In einer Studie, die am 13. Januar 2020 im Journal Global Change Biology Bioenergy erschienen ist(1), kommt ein Team um Ernst-Detlef Schulze, emeritierter Direktor des Max-Planck-Instituts für Biogeochemie, zur Schlussfolgerung, dass der nachhaltig bewirtschaftete Wald zur Eindämmung des Klimawandels beiträgt, indem er den Verbrauch fossiler Brennstoffe senkt. Zu dieser Studie hat das Max-Planck-Institut für Biogeochemie am 10. Februar 2020 eine Pressemitteilung herausgegeben(2). In einer Pressemitteilung vom 10.08.2020(3) zitiert die Hochschule für nachhaltige Entwicklung Eberswalde (HNEE) 3 Publikationen, welche die Studie von Ernst-Detlef Schulze et al. vermeintlich widerlegen. Im Unterschied zur von der HNEE mitverfassten Studie(4) wurden aber in den beiden anderen Studien(5,6) nicht die wissenschaftlich verwendeten Daten von Schulze et al. kritisiert oder gar widerlegt, sondern die Datenauswahl, Interpretationen und Schlussfolgerungen in Frage gestellt sowie mögliche Konsequenzen der Ergebnisse diskutiert. Bereits vor der Publikation von Welle et al.(4) und der zugehörigen Pressemitteilung der HNEE(3) haben Schulze und Kollegen eine wissenschaftlich-inhaltliche Erwiderung(7) zu Kun et al.(5) und Booth et al.(6) publiziert, was von Welle et al. jedoch nicht berücksichtigt wurde.

Ernst Detlef Schulze und seine Coautoren fassen ihre Antwort auf die Kritik hier noch einmal zusammen:
Die Schlussfolgerung unserer Arbeit ist nach wie vor gültig.
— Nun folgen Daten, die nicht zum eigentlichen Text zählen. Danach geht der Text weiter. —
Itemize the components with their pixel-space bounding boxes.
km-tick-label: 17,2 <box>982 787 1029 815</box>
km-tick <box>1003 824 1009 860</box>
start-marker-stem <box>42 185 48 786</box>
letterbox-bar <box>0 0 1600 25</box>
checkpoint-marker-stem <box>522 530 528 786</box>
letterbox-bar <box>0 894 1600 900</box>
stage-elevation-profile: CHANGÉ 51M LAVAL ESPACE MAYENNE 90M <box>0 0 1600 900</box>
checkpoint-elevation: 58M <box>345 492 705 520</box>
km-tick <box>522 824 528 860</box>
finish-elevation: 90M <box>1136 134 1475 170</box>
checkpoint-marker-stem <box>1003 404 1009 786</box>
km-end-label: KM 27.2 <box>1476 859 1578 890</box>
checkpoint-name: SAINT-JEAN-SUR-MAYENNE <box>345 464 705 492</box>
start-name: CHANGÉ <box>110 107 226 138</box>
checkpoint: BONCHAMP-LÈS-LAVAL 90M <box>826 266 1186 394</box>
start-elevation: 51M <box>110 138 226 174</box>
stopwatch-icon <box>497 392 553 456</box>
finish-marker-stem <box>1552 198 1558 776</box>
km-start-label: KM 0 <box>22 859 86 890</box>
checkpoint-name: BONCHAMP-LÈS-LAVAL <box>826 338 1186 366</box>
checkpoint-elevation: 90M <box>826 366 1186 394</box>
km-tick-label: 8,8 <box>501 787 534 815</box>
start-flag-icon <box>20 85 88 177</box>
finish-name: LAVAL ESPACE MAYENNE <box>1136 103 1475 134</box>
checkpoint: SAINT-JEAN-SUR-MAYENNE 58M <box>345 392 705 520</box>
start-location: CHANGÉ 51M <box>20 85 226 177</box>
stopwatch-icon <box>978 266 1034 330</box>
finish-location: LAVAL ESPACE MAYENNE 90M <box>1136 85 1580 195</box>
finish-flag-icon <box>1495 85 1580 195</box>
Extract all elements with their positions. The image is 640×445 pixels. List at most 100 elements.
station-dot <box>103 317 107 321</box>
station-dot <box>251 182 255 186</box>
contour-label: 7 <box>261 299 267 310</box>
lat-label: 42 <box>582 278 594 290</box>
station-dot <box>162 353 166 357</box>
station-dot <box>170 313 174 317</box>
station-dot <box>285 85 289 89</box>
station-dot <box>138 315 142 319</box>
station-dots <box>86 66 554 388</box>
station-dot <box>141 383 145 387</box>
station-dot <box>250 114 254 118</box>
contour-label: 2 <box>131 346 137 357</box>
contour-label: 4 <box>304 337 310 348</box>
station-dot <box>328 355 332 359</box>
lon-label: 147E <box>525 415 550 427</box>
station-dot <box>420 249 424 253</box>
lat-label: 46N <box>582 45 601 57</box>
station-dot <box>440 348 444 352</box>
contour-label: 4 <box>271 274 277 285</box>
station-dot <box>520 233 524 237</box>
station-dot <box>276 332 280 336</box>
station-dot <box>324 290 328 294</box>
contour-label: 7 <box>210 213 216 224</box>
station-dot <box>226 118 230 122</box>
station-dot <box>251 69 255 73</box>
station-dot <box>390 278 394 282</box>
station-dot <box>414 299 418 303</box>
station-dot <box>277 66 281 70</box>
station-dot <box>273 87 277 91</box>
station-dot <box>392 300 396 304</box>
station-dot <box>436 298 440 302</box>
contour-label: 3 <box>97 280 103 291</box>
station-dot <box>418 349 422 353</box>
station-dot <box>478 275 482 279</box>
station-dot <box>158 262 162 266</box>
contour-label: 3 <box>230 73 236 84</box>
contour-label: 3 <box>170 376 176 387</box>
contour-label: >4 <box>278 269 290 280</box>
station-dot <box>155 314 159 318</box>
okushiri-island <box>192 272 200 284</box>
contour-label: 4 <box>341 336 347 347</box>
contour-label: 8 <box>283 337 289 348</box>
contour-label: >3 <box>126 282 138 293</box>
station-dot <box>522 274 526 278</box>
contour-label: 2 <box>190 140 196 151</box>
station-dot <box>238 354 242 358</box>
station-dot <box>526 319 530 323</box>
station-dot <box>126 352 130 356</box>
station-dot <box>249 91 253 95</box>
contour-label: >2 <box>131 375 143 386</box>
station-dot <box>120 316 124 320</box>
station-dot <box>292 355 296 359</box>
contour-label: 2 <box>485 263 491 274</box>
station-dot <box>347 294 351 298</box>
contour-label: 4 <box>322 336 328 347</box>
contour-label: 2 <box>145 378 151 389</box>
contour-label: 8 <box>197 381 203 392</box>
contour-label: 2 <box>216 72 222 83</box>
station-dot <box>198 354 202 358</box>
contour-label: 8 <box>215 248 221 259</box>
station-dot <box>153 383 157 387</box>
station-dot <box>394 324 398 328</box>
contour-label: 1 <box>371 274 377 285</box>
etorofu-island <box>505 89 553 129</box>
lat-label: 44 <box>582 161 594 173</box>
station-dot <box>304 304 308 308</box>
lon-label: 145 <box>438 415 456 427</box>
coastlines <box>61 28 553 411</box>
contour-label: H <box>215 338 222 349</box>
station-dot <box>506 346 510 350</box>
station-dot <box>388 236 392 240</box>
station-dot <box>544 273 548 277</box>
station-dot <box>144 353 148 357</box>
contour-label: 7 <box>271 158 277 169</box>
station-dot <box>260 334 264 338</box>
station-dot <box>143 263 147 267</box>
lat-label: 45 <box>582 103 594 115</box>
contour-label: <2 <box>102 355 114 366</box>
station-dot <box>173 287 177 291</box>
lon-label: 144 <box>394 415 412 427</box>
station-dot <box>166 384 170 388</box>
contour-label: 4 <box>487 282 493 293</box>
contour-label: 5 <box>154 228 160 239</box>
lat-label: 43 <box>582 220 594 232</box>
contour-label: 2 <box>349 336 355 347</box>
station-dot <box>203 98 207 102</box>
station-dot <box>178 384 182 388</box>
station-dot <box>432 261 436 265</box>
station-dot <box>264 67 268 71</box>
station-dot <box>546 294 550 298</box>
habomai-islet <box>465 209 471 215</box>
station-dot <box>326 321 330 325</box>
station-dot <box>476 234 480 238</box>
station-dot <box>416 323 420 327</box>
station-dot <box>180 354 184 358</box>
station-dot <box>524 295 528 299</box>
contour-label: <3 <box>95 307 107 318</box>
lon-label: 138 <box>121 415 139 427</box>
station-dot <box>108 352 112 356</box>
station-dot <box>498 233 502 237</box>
Sie bezieht sich ausschließlich auf nachhaltig bewirtschaftete Wälder und den klimarelevanten Aspekt der CO2-Freisetzung. Unsere Schlussfolgerung stellt nicht den Nutzen von Waldnationalparks oder sonstiger Naturschutz-Flächen zur Sicherung der Biodiversität in Frage. Die unterschiedlichen Bedürfnisse und Ziele für die Nutzung des Waldes können jedoch zueinander komplementär, indifferent, konkurrierend oder sogar konträr sein. So müssen nicht-bewirtschaftete Wälder, die zum Schutz der Artenvielfalt eingerichtet wurden, nicht unbedingt förderlich sein für den Klimaschutz. Zur bestmöglichen Nutzung unserer Wälder empfehlen wir eine ausgewogene Balance in der Waldbewirtschaftung entsprechend der angestrebten unterschiedlichen Ziele, deren Priorisierung sich aber insbesondere durch den Klimawandel verändern kann.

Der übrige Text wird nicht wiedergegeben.